Bei Leistungen an nahestehende Personen (z. B. Gesellschafter, Arbeitnehmer) ist nach § 10 Abs. 5 UStG mindestens der Selbstkostenpreis oder der Einkaufspreis anzusetzen, wenn das vereinbarte Entgelt darunter liegt. Dies verhindert die Verlagerung von Vorsteuern durch unterbewertete Umsätze.

Wie wird Eigenverbrauch umsatzsteuerlich behandelt?

Eigenverbrauch (§ 10 Abs. 4 UStG) liegt vor, wenn ein Unternehmer betriebliche Gegenstände dauerhaft für private Zwecke verwendet. Die Bemessungsgrundlage ist der Selbstkostenpreis: die Summe aller für die Herstellung/den Erwerb aufgewandten Kosten inklusive nicht abziehbarer Vorsteueranteile.

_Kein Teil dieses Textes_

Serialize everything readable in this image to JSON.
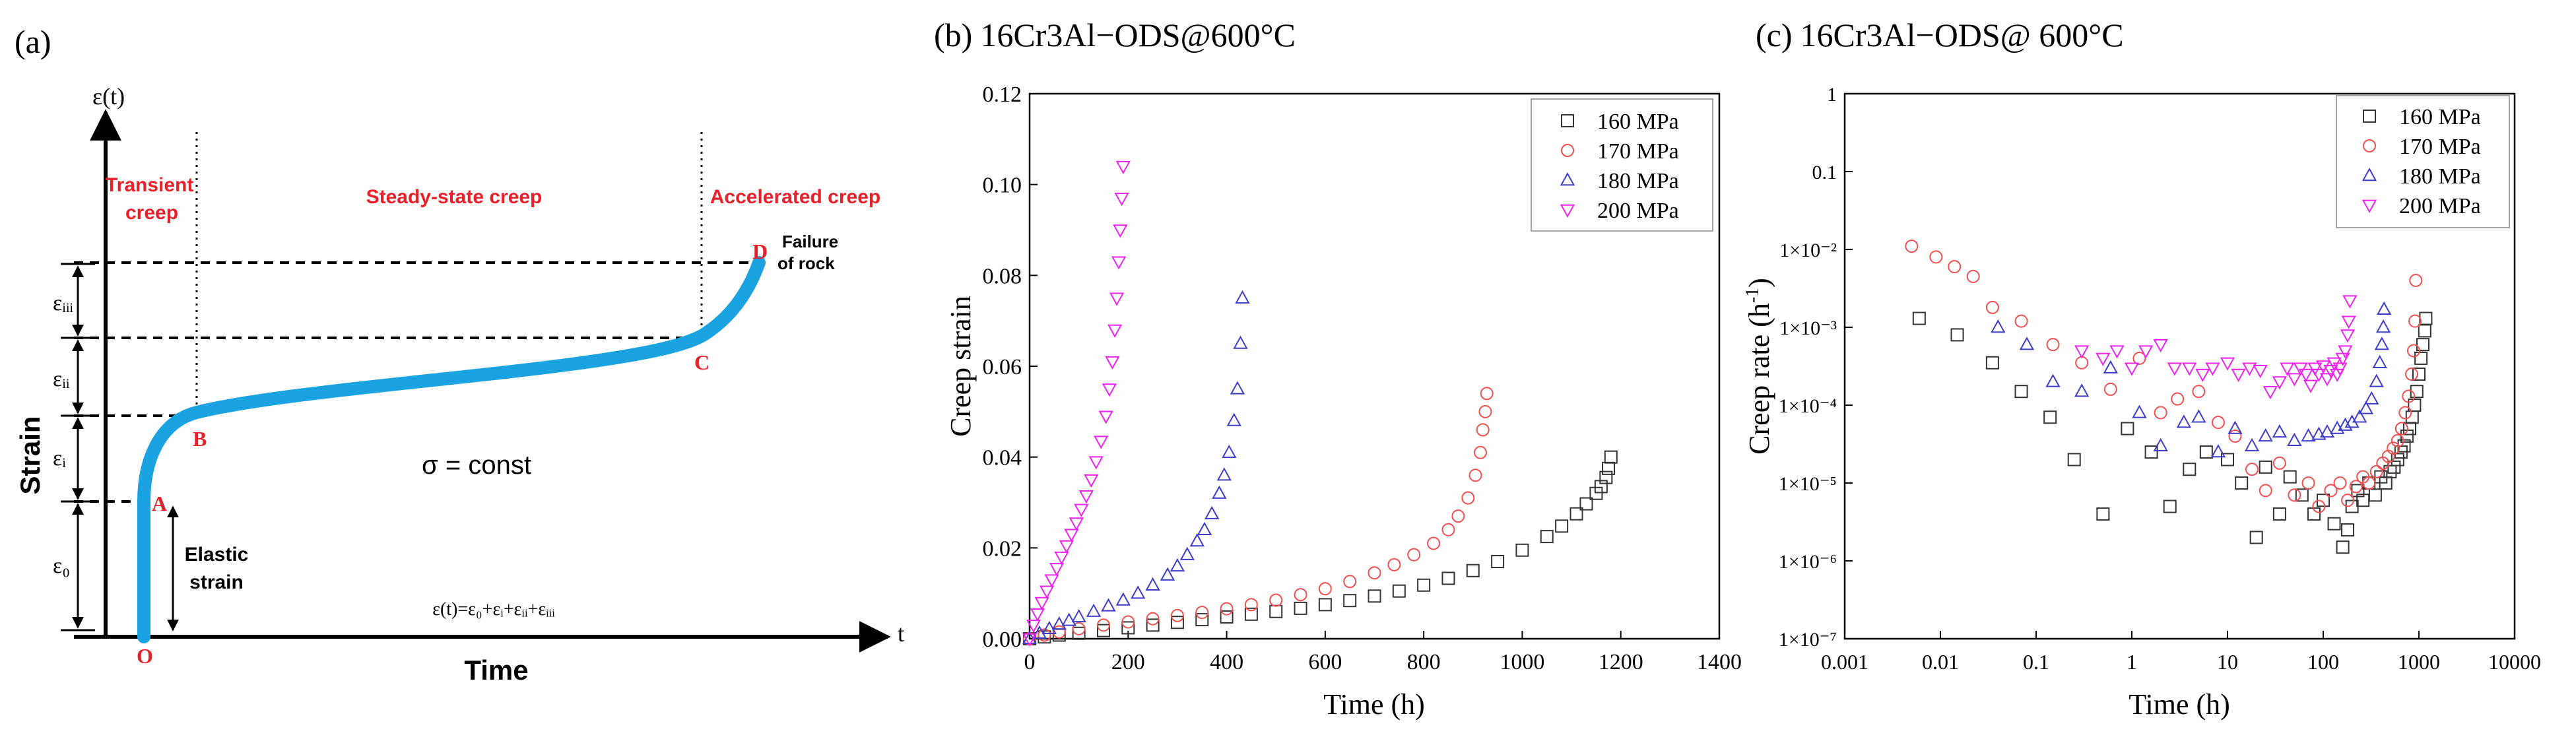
{
  "colors": {
    "curve": "#1aa3e0",
    "label_red": "#e8202a",
    "axis": "#000000",
    "s160": "#333333",
    "s170": "#f05050",
    "s180": "#3c3cc8",
    "s200": "#ee22ee"
  },
  "chart_data": [
    {
      "type": "diagram",
      "panel": "(a)",
      "y_axis_symbol": "ε(t)",
      "x_axis_symbol": "t",
      "ylabel": "Strain",
      "xlabel": "Time",
      "stage_labels": {
        "transient": "Transient",
        "transient2": "creep",
        "steady": "Steady-state creep",
        "accelerated": "Accelerated creep"
      },
      "points": [
        "O",
        "A",
        "B",
        "C",
        "D"
      ],
      "failure": [
        "Failure",
        "of rock"
      ],
      "elastic": [
        "Elastic",
        "strain"
      ],
      "stress_label": "σ = const",
      "equation": "ε(t)=ε₀+εᵢ+εᵢᵢ+εᵢᵢᵢ",
      "eps_labels": [
        "ε₀",
        "εᵢ",
        "εᵢᵢ",
        "εᵢᵢᵢ"
      ]
    },
    {
      "type": "scatter",
      "panel": "(b)",
      "title": "16Cr3Al−ODS@600°C",
      "xlabel": "Time (h)",
      "ylabel": "Creep strain",
      "xlim": [
        0,
        1400
      ],
      "ylim": [
        0,
        0.12
      ],
      "xticks": [
        "0",
        "200",
        "400",
        "600",
        "800",
        "1000",
        "1200",
        "1400"
      ],
      "yticks": [
        "0.00",
        "0.02",
        "0.04",
        "0.06",
        "0.08",
        "0.10",
        "0.12"
      ],
      "legend": [
        "160 MPa",
        "170 MPa",
        "180 MPa",
        "200 MPa"
      ],
      "series": [
        {
          "name": "160 MPa",
          "marker": "square",
          "color": "#333333",
          "x": [
            0,
            30,
            60,
            100,
            150,
            200,
            250,
            300,
            350,
            400,
            450,
            500,
            550,
            600,
            650,
            700,
            750,
            800,
            850,
            900,
            950,
            1000,
            1050,
            1080,
            1110,
            1130,
            1150,
            1160,
            1170,
            1175,
            1180
          ],
          "y": [
            0,
            0.0004,
            0.0008,
            0.0012,
            0.0018,
            0.0024,
            0.003,
            0.0036,
            0.0042,
            0.0048,
            0.0054,
            0.006,
            0.0067,
            0.0075,
            0.0084,
            0.0094,
            0.0105,
            0.0118,
            0.0133,
            0.015,
            0.017,
            0.0195,
            0.0225,
            0.0248,
            0.0275,
            0.0297,
            0.032,
            0.0335,
            0.0355,
            0.0375,
            0.04
          ]
        },
        {
          "name": "170 MPa",
          "marker": "circle",
          "color": "#f05050",
          "x": [
            0,
            30,
            60,
            100,
            150,
            200,
            250,
            300,
            350,
            400,
            450,
            500,
            550,
            600,
            650,
            700,
            740,
            780,
            820,
            850,
            870,
            890,
            905,
            915,
            920,
            925,
            928
          ],
          "y": [
            0,
            0.0008,
            0.0015,
            0.0022,
            0.003,
            0.0037,
            0.0044,
            0.0051,
            0.0058,
            0.0066,
            0.0075,
            0.0085,
            0.0097,
            0.011,
            0.0126,
            0.0145,
            0.0163,
            0.0185,
            0.021,
            0.024,
            0.027,
            0.031,
            0.036,
            0.041,
            0.046,
            0.05,
            0.054
          ]
        },
        {
          "name": "180 MPa",
          "marker": "triangle",
          "color": "#3c3cc8",
          "x": [
            0,
            20,
            40,
            60,
            80,
            100,
            130,
            160,
            190,
            220,
            250,
            280,
            300,
            320,
            340,
            355,
            370,
            385,
            395,
            405,
            415,
            422,
            428,
            432
          ],
          "y": [
            0,
            0.0012,
            0.0022,
            0.0032,
            0.004,
            0.0048,
            0.006,
            0.0072,
            0.0085,
            0.01,
            0.0118,
            0.014,
            0.016,
            0.0185,
            0.0215,
            0.024,
            0.0275,
            0.032,
            0.036,
            0.041,
            0.048,
            0.055,
            0.065,
            0.075
          ]
        },
        {
          "name": "200 MPa",
          "marker": "invtriangle",
          "color": "#ee22ee",
          "x": [
            0,
            8,
            16,
            25,
            35,
            45,
            55,
            65,
            75,
            85,
            95,
            105,
            115,
            125,
            135,
            145,
            155,
            162,
            168,
            173,
            177,
            181,
            184,
            187,
            190
          ],
          "y": [
            0,
            0.003,
            0.0055,
            0.008,
            0.0105,
            0.013,
            0.0155,
            0.018,
            0.0205,
            0.023,
            0.0255,
            0.0285,
            0.0315,
            0.035,
            0.039,
            0.0435,
            0.049,
            0.055,
            0.061,
            0.068,
            0.075,
            0.083,
            0.09,
            0.097,
            0.104
          ]
        }
      ]
    },
    {
      "type": "scatter",
      "panel": "(c)",
      "title": "16Cr3Al−ODS@ 600°C",
      "xlabel": "Time (h)",
      "ylabel": "Creep rate (h",
      "ylabel_sup": "-1",
      "ylabel_end": ")",
      "xscale": "log",
      "yscale": "log",
      "xlim": [
        0.001,
        10000
      ],
      "ylim": [
        1e-07,
        1
      ],
      "xticks": [
        "0.001",
        "0.01",
        "0.1",
        "1",
        "10",
        "100",
        "1000",
        "10000"
      ],
      "yticks": [
        "1",
        "0.1",
        "1×10⁻²",
        "1×10⁻³",
        "1×10⁻⁴",
        "1×10⁻⁵",
        "1×10⁻⁶",
        "1×10⁻⁷"
      ],
      "legend": [
        "160 MPa",
        "170 MPa",
        "180 MPa",
        "200 MPa"
      ],
      "series": [
        {
          "name": "160 MPa",
          "marker": "square",
          "color": "#333333",
          "x": [
            0.006,
            0.015,
            0.035,
            0.07,
            0.14,
            0.25,
            0.5,
            0.9,
            1.6,
            2.5,
            4,
            6,
            10,
            14,
            20,
            25,
            35,
            45,
            60,
            80,
            100,
            130,
            160,
            180,
            200,
            230,
            260,
            300,
            350,
            400,
            450,
            500,
            550,
            600,
            650,
            700,
            750,
            800,
            850,
            900,
            950,
            1000,
            1050,
            1100,
            1150,
            1180
          ],
          "y": [
            0.0013,
            0.0008,
            0.00035,
            0.00015,
            7e-05,
            2e-05,
            4e-06,
            5e-05,
            2.5e-05,
            5e-06,
            1.5e-05,
            2.5e-05,
            2e-05,
            1e-05,
            2e-06,
            1.6e-05,
            4e-06,
            1.2e-05,
            7e-06,
            4e-06,
            6e-06,
            3e-06,
            1.5e-06,
            2.5e-06,
            5e-06,
            8e-06,
            6e-06,
            1e-05,
            7e-06,
            1.2e-05,
            1e-05,
            1.4e-05,
            1.6e-05,
            2e-05,
            2.5e-05,
            3e-05,
            4e-05,
            5e-05,
            7e-05,
            0.0001,
            0.00015,
            0.00025,
            0.0004,
            0.0006,
            0.0009,
            0.0013
          ]
        },
        {
          "name": "170 MPa",
          "marker": "circle",
          "color": "#f05050",
          "x": [
            0.005,
            0.009,
            0.014,
            0.022,
            0.035,
            0.07,
            0.15,
            0.3,
            0.6,
            1.2,
            2,
            3,
            5,
            8,
            12,
            18,
            25,
            35,
            50,
            70,
            90,
            120,
            150,
            180,
            220,
            260,
            300,
            360,
            420,
            480,
            540,
            600,
            660,
            720,
            780,
            840,
            880,
            910,
            928
          ],
          "y": [
            0.011,
            0.008,
            0.006,
            0.0045,
            0.0018,
            0.0012,
            0.0006,
            0.00035,
            0.00016,
            0.0004,
            8e-05,
            0.00012,
            0.00015,
            6e-05,
            4e-05,
            1.5e-05,
            8e-06,
            1.8e-05,
            7e-06,
            1e-05,
            5e-06,
            8e-06,
            1e-05,
            6e-06,
            9e-06,
            1.2e-05,
            1e-05,
            1.4e-05,
            1.8e-05,
            2.2e-05,
            2.8e-05,
            3.5e-05,
            5e-05,
            8e-05,
            0.00013,
            0.00025,
            0.0005,
            0.0012,
            0.004
          ]
        },
        {
          "name": "180 MPa",
          "marker": "triangle",
          "color": "#3c3cc8",
          "x": [
            0.04,
            0.08,
            0.15,
            0.3,
            0.6,
            1.2,
            2,
            3.5,
            5,
            8,
            12,
            18,
            25,
            35,
            50,
            70,
            90,
            110,
            140,
            170,
            200,
            240,
            280,
            320,
            360,
            390,
            410,
            425,
            432
          ],
          "y": [
            0.001,
            0.0006,
            0.0002,
            0.00015,
            0.0003,
            8e-05,
            3e-05,
            6e-05,
            7e-05,
            2.5e-05,
            5e-05,
            3e-05,
            4e-05,
            4.5e-05,
            3.5e-05,
            4e-05,
            4.2e-05,
            4.5e-05,
            5e-05,
            5.5e-05,
            6e-05,
            7e-05,
            9e-05,
            0.00012,
            0.0002,
            0.00035,
            0.0006,
            0.001,
            0.0017
          ]
        },
        {
          "name": "200 MPa",
          "marker": "invtriangle",
          "color": "#ee22ee",
          "x": [
            0.3,
            0.5,
            0.7,
            1,
            1.4,
            2,
            2.8,
            4,
            5.5,
            7,
            10,
            13,
            17,
            22,
            28,
            35,
            42,
            50,
            58,
            66,
            74,
            82,
            90,
            100,
            110,
            120,
            130,
            140,
            150,
            160,
            170,
            180,
            185,
            190
          ],
          "y": [
            0.0005,
            0.0004,
            0.0005,
            0.0003,
            0.0005,
            0.0006,
            0.0003,
            0.0003,
            0.00025,
            0.0003,
            0.00035,
            0.00025,
            0.0003,
            0.00028,
            0.00015,
            0.0002,
            0.0003,
            0.00022,
            0.0003,
            0.00025,
            0.00018,
            0.0003,
            0.00025,
            0.00032,
            0.00022,
            0.00028,
            0.00035,
            0.00025,
            0.0003,
            0.0004,
            0.0005,
            0.0008,
            0.0012,
            0.0022
          ]
        }
      ]
    }
  ]
}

Was ist der Unterschied zwischen Nettobetrag und Bemessungsgrundlage?

Der Nettobetrag (Entgelt) ist bei regulären Lieferungen identisch mit der Bemessungsgrundlage. Bei Tausch, Eigenverbrauch oder Mindestbemessungsgrundlage weichen sie ab. Die Umsatzsteuer wird stets auf die Bemessungsgrundlage (nicht auf den Bruttobetrag) berechnet.

Welche Beispiele gibt es für Mindestbemessungsgrundlage?

Beispiele: Arbeitgeber überlässt Arbeitnehmer ein Fahrzeug zu günstigem Selbstkostenpreis; GmbH-Gesellschafter kauft Ware unter Herstellungskosten; Familienangehörige erhalten Leistungen zu stark vergünstigten Preisen. Dann greift § 10 Abs. 5 UStG — Mindestbemessungsgrundlage = Selbstkostenpreis.